Your player's entire animation set changes, and having the ball stolen from you becomes enormously more difficult. You become the star of a Globetrotters style stunt show, able to keep control of the ball while executing stunts that turn your game into an elaborate breakdancing routine set to Herbie Hancock's "Rocket" while disco waves of red and blue flow across the screen. The sequence doesn't end until you dunk, which shouldn't be until after you've amassed a giant score bonus with flashy stunts and tricks. It is a thing of beauty and an unparalleled joy to behold. This is what video games are all about.

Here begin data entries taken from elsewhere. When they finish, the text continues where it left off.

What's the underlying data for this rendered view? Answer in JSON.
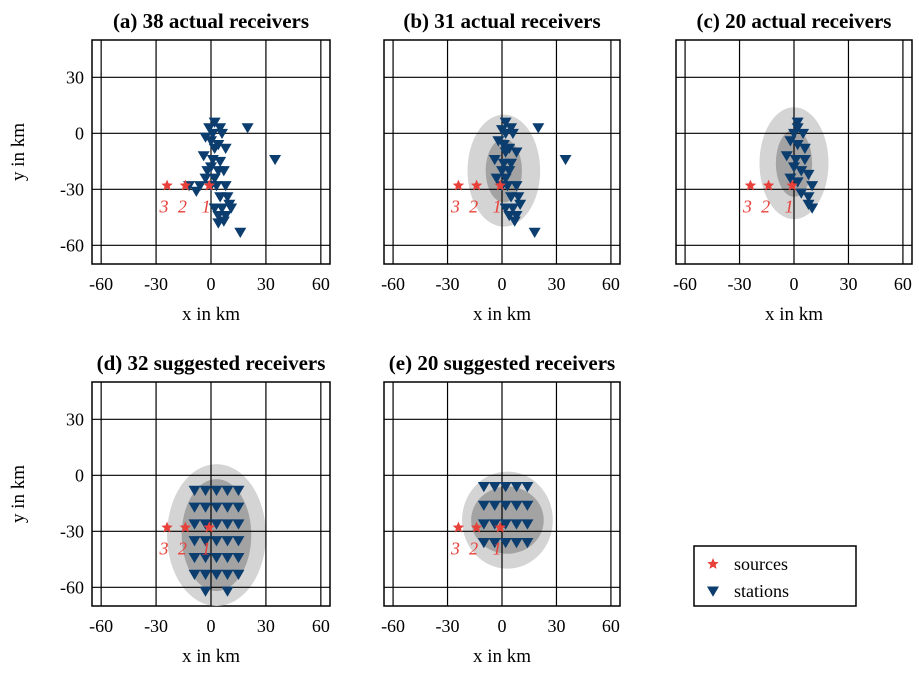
{
  "figure": {
    "legend": {
      "items": [
        "sources",
        "stations"
      ]
    }
  },
  "colors": {
    "source": "#e8403a",
    "station": "#0b3d6e",
    "ellipse_outer": "#d4d4d4",
    "ellipse_inner": "#a3a3a3",
    "grid": "#000000"
  },
  "chart_data": [
    {
      "type": "scatter",
      "title": "(a) 38 actual receivers",
      "xlabel": "x in km",
      "ylabel": "y in km",
      "xticks": [
        -60,
        -30,
        0,
        30,
        60
      ],
      "yticks": [
        30,
        0,
        -30,
        -60
      ],
      "xlim": [
        -65,
        65
      ],
      "ylim": [
        -70,
        50
      ],
      "grid": true,
      "ellipses": [],
      "sources": {
        "x": [
          -24,
          -14,
          -1
        ],
        "y": [
          -28,
          -28,
          -28
        ],
        "labels": [
          "3",
          "2",
          "1"
        ]
      },
      "stations": {
        "x": [
          2,
          5,
          -1,
          1,
          6,
          -3,
          0,
          4,
          20,
          2,
          8,
          -4,
          1,
          5,
          0,
          -2,
          4,
          7,
          -3,
          2,
          35,
          0,
          -6,
          3,
          8,
          -8,
          -12,
          5,
          9,
          10,
          2,
          6,
          11,
          4,
          8,
          7,
          4,
          16
        ],
        "y": [
          6,
          3,
          3,
          0,
          0,
          -2,
          -4,
          -6,
          3,
          -8,
          -8,
          -12,
          -14,
          -15,
          -18,
          -20,
          -20,
          -20,
          -24,
          -24,
          -14,
          -28,
          -28,
          -28,
          -28,
          -31,
          -28,
          -34,
          -34,
          -38,
          -40,
          -40,
          -40,
          -44,
          -44,
          -47,
          -48,
          -53
        ]
      }
    },
    {
      "type": "scatter",
      "title": "(b) 31 actual receivers",
      "xlabel": "x in km",
      "xticks": [
        -60,
        -30,
        0,
        30,
        60
      ],
      "xlim": [
        -65,
        65
      ],
      "ylim": [
        -70,
        50
      ],
      "grid": true,
      "ellipses": [
        {
          "cx": 1,
          "cy": -20,
          "rx": 20,
          "ry": 30,
          "level": "outer"
        },
        {
          "cx": 1,
          "cy": -20,
          "rx": 10,
          "ry": 17,
          "level": "inner"
        }
      ],
      "sources": {
        "x": [
          -24,
          -14,
          -1
        ],
        "y": [
          -28,
          -28,
          -28
        ],
        "labels": [
          "3",
          "2",
          "1"
        ]
      },
      "stations": {
        "x": [
          2,
          5,
          0,
          2,
          6,
          -2,
          1,
          4,
          20,
          2,
          8,
          -4,
          1,
          5,
          0,
          4,
          -3,
          2,
          35,
          0,
          3,
          8,
          5,
          9,
          10,
          2,
          6,
          4,
          8,
          7,
          18
        ],
        "y": [
          6,
          3,
          2,
          0,
          0,
          -4,
          -6,
          -8,
          3,
          -10,
          -10,
          -14,
          -16,
          -16,
          -20,
          -20,
          -24,
          -24,
          -14,
          -28,
          -28,
          -28,
          -34,
          -34,
          -38,
          -40,
          -40,
          -44,
          -44,
          -47,
          -53
        ]
      }
    },
    {
      "type": "scatter",
      "title": "(c) 20 actual receivers",
      "xlabel": "x in km",
      "xticks": [
        -60,
        -30,
        0,
        30,
        60
      ],
      "xlim": [
        -65,
        65
      ],
      "ylim": [
        -70,
        50
      ],
      "grid": true,
      "ellipses": [
        {
          "cx": 0,
          "cy": -16,
          "rx": 19,
          "ry": 30,
          "level": "outer"
        },
        {
          "cx": 0,
          "cy": -16,
          "rx": 10,
          "ry": 18,
          "level": "inner"
        }
      ],
      "sources": {
        "x": [
          -24,
          -14,
          -1
        ],
        "y": [
          -28,
          -28,
          -28
        ],
        "labels": [
          "3",
          "2",
          "1"
        ]
      },
      "stations": {
        "x": [
          2,
          2,
          0,
          5,
          -2,
          2,
          6,
          -4,
          1,
          6,
          0,
          4,
          8,
          -2,
          2,
          10,
          4,
          8,
          8,
          10
        ],
        "y": [
          6,
          3,
          0,
          0,
          -4,
          -6,
          -8,
          -12,
          -14,
          -14,
          -18,
          -20,
          -22,
          -24,
          -26,
          -28,
          -32,
          -34,
          -38,
          -40
        ]
      }
    },
    {
      "type": "scatter",
      "title": "(d) 32 suggested receivers",
      "xlabel": "x in km",
      "ylabel": "y in km",
      "xticks": [
        -60,
        -30,
        0,
        30,
        60
      ],
      "yticks": [
        30,
        0,
        -30,
        -60
      ],
      "xlim": [
        -65,
        65
      ],
      "ylim": [
        -70,
        50
      ],
      "grid": true,
      "ellipses": [
        {
          "cx": 3,
          "cy": -32,
          "rx": 27,
          "ry": 38,
          "level": "outer"
        },
        {
          "cx": 3,
          "cy": -32,
          "rx": 19,
          "ry": 30,
          "level": "inner"
        }
      ],
      "sources": {
        "x": [
          -24,
          -14,
          -1
        ],
        "y": [
          -28,
          -28,
          -28
        ],
        "labels": [
          "3",
          "2",
          "1"
        ]
      },
      "stations": {
        "x": [
          -9,
          -3,
          3,
          9,
          15,
          -9,
          -3,
          3,
          9,
          15,
          -9,
          -3,
          3,
          9,
          15,
          -9,
          -3,
          3,
          9,
          15,
          -9,
          -3,
          3,
          9,
          15,
          -9,
          -3,
          3,
          9,
          15,
          -3,
          9
        ],
        "y": [
          -8,
          -8,
          -8,
          -8,
          -8,
          -17,
          -17,
          -17,
          -17,
          -17,
          -26,
          -26,
          -26,
          -26,
          -26,
          -35,
          -35,
          -35,
          -35,
          -35,
          -44,
          -44,
          -44,
          -44,
          -44,
          -53,
          -53,
          -53,
          -53,
          -53,
          -62,
          -62
        ]
      }
    },
    {
      "type": "scatter",
      "title": "(e) 20 suggested receivers",
      "xlabel": "x in km",
      "xticks": [
        -60,
        -30,
        0,
        30,
        60
      ],
      "xlim": [
        -65,
        65
      ],
      "ylim": [
        -70,
        50
      ],
      "grid": true,
      "ellipses": [
        {
          "cx": 3,
          "cy": -24,
          "rx": 25,
          "ry": 26,
          "level": "outer"
        },
        {
          "cx": 3,
          "cy": -24,
          "rx": 20,
          "ry": 18,
          "level": "inner"
        }
      ],
      "sources": {
        "x": [
          -24,
          -14,
          -1
        ],
        "y": [
          -28,
          -28,
          -28
        ],
        "labels": [
          "3",
          "2",
          "1"
        ]
      },
      "stations": {
        "x": [
          -10,
          -4,
          2,
          8,
          14,
          -10,
          -4,
          2,
          8,
          14,
          -10,
          -4,
          2,
          8,
          14,
          -10,
          -4,
          2,
          8,
          14
        ],
        "y": [
          -6,
          -6,
          -6,
          -6,
          -6,
          -16,
          -16,
          -16,
          -16,
          -16,
          -26,
          -26,
          -26,
          -26,
          -26,
          -36,
          -36,
          -36,
          -36,
          -36
        ]
      }
    }
  ]
}
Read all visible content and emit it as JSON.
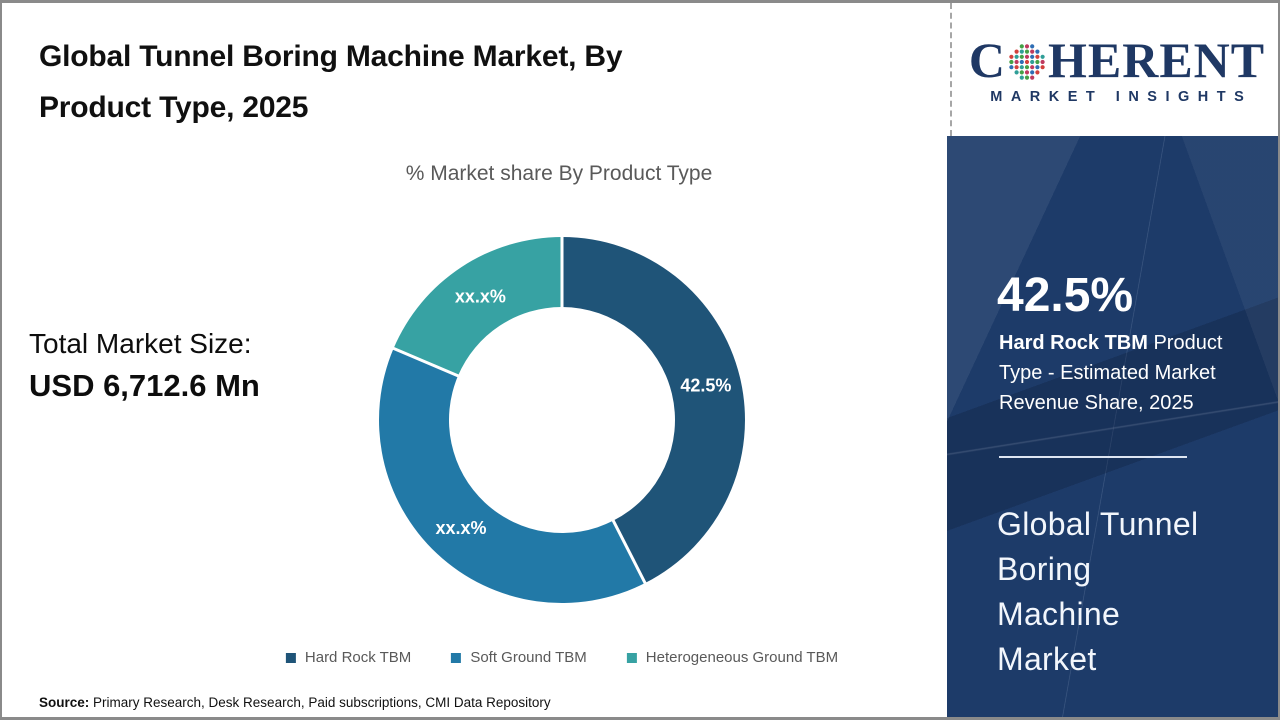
{
  "header": {
    "title_lines": [
      "Global Tunnel Boring Machine Market, By",
      "Product Type, 2025"
    ]
  },
  "logo": {
    "word_start": "C",
    "word_end": "HERENT",
    "tagline": "MARKET INSIGHTS",
    "color": "#1F3864",
    "globe_dot_colors": [
      "#44a046",
      "#bf3a5e",
      "#2e6db4",
      "#d2413d",
      "#2f9e97"
    ]
  },
  "main": {
    "total_label": "Total Market Size:",
    "total_value": "USD 6,712.6 Mn",
    "source_prefix": "Source:",
    "source_text": " Primary Research, Desk Research, Paid subscriptions, CMI Data Repository"
  },
  "chart_data": {
    "type": "pie",
    "subtype": "donut",
    "title": "% Market share By Product Type",
    "unit": "%",
    "start_angle_deg": 0,
    "direction": "clockwise",
    "legend_position": "bottom",
    "segments": [
      {
        "name": "Hard Rock TBM",
        "value": 42.5,
        "label": "42.5%",
        "color": "#1F5478"
      },
      {
        "name": "Soft Ground TBM",
        "value": 38.9,
        "label": "xx.x%",
        "color": "#2279A7"
      },
      {
        "name": "Heterogeneous Ground TBM",
        "value": 18.6,
        "label": "xx.x%",
        "color": "#37A2A3"
      }
    ]
  },
  "stats_panel": {
    "background": "#1d3b69",
    "stat_value": "42.5%",
    "stat_segment": "Hard Rock TBM",
    "stat_description": " Product Type - Estimated Market Revenue Share, 2025",
    "market_name_lines": [
      "Global Tunnel",
      "Boring",
      "Machine",
      "Market"
    ]
  }
}
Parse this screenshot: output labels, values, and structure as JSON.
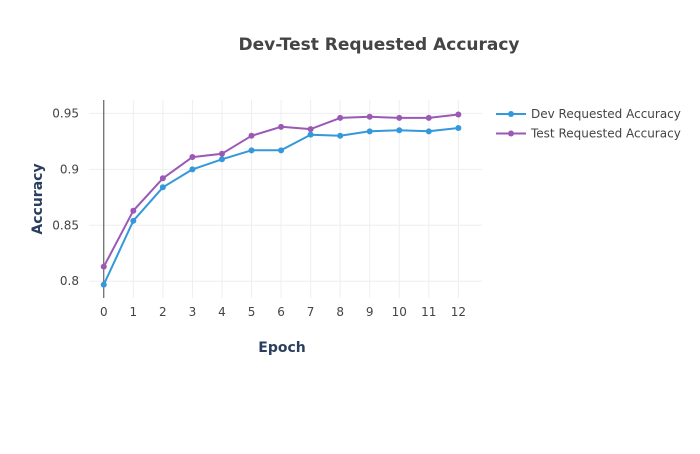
{
  "chart_data": {
    "type": "line",
    "title": "Dev-Test Requested Accuracy",
    "xlabel": "Epoch",
    "ylabel": "Accuracy",
    "x": [
      0,
      1,
      2,
      3,
      4,
      5,
      6,
      7,
      8,
      9,
      10,
      11,
      12
    ],
    "xlim": [
      -0.5,
      12.8
    ],
    "ylim": [
      0.785,
      0.962
    ],
    "x_ticks": [
      0,
      1,
      2,
      3,
      4,
      5,
      6,
      7,
      8,
      9,
      10,
      11,
      12
    ],
    "y_ticks": [
      0.8,
      0.85,
      0.9,
      0.95
    ],
    "y_tick_labels": [
      "0.8",
      "0.85",
      "0.9",
      "0.95"
    ],
    "grid": true,
    "legend_position": "top-right",
    "series": [
      {
        "name": "Dev Requested Accuracy",
        "color": "#3498db",
        "values": [
          0.797,
          0.854,
          0.884,
          0.9,
          0.909,
          0.917,
          0.917,
          0.931,
          0.93,
          0.934,
          0.935,
          0.934,
          0.937
        ]
      },
      {
        "name": "Test Requested Accuracy",
        "color": "#9b59b6",
        "values": [
          0.813,
          0.863,
          0.892,
          0.911,
          0.914,
          0.93,
          0.938,
          0.936,
          0.946,
          0.947,
          0.946,
          0.946,
          0.949
        ]
      }
    ]
  }
}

As in previous NBA Street titles, players may select from a variety of "street" players and NBA players, complete with team jerseys. They look more than a bit anachronistic up against the 70's-80's veneer of the game, but perhaps that sort of contrast is simply a selling point. Different players have unique, sometimes motion-captured playing styles, and everyone certainly is recognizable and completely natural in movement and expression. Batty mentioned that the game spun out of the idea of "homecoming", and so they based much of the gameplay off of talking to their various NBA stars about their roots with street basketball. "These guys get really passionate about street basketball. The players are always positive about the games, but Rip Hamilton flew himself out at his own expense to work on this game, because he cared so much about it."

At the demo, only basic moves on a single court were being shown off, and it's obvious the game will have much more to offer than that. How much of it will come directly from crafting the affection of NBA players for street ball into the gameplay remains to be seen, but EA clearly has the fundamentals well in hand. As in basketball, that is the foundation of all the most awe-inspiring stunts that may follow.